Speaking from personal experience, having been one of those dissatisfied seekers who searched far and wide over several decades for spiritual truth, embracing ancient ways has lead to fulfillment far exceeding anything I thought possible.

In exploring the story of Cain and Abel, as recorded by Moses in the book of Genesis, we see that the earliest humans understood that to worship is to give away something of value to God. Similarly, Indigenous Native Americans practice the Giveaway Ceremony, and the Potlatch Ceremony (from which our tradition of potluck dinners hails.) Giving things away brings us closer to a fulfilling our need for relationship with God.

But in the story of these two brothers, the first generation after entering the world to begin the long lesson of learning from the fruit of the Tree of Knowledge of Good and Evil, one brother’s worship practice of giving away is done correctly, and other’s is not.

“If we understand that true worship is as much a correction of the worshipper as anything else, then what we see in this story is that Cain was not willing to be corrected. He stubbornly wanted God to accept what he thought was good enough, rather than to learn from God what would constitute true worship. Cain was therefore a false worshipper.

“Throughout the history of Israel, we see God being very specific about true worship, not only in terms of what makes a true offering, the construction of the altar it should be offered upon, the Temple in which it should be offered, but even right down to the details of which incense to burn before Him. Once again, these instructions are given for man’s benefit, not for God’s. He who owns the cattle on a thousand hills does not need the blood of bulls and calves to be offered to Him. But man needed to offer them in order to humble himself before God, recognize his own sinfulness, and to glorify God as the Maker of all things and man’s only Redeemer.”
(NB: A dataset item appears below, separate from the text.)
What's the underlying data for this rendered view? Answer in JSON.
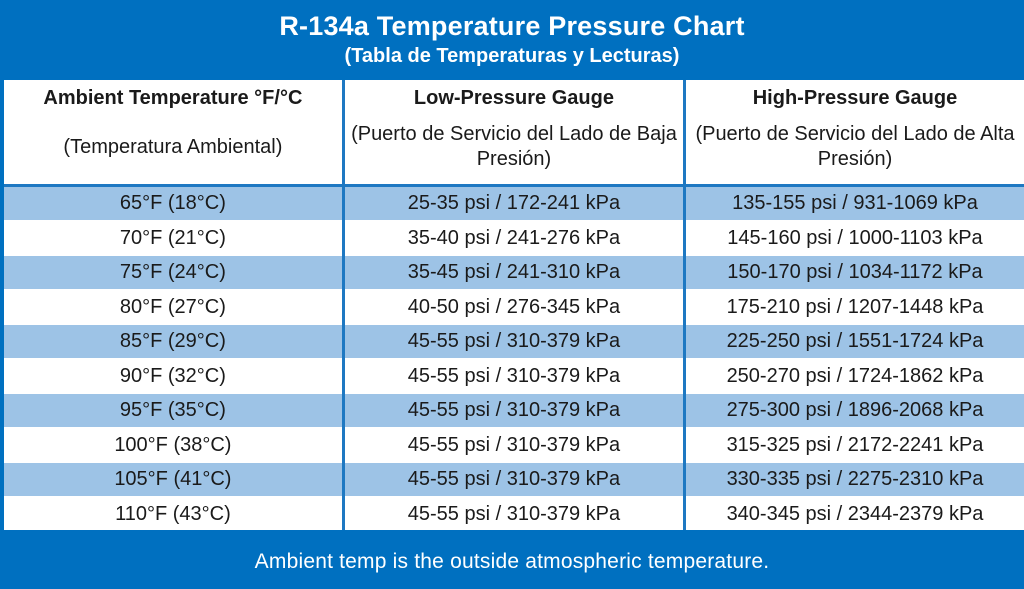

Many thanks to Archpriest Micheal Reagan for this excellent homily exploring these questions, as well as to the monks who have recently given one of my favorite sites a new makeover. Death to the World began as an extraordinary print publication in the early 1990s.  A  lifesaving vehicle produced with great loving care using traditional paste-up, then photocopied and hand-distributed person-to-person throughout the Christian punk rock underground, its circulation amazingly reached a pinnacle of tens of thousands. It is truly a blessing to find Death to the World given new life today, online. I encourage all Truthseekers to explore it in depth.

In reading and study, may the Holy Spirit of Truth touch your heart. And may Death to the World continue helping bring about the precise type of death that is necessary in order to find true spiritual life and fulfillment.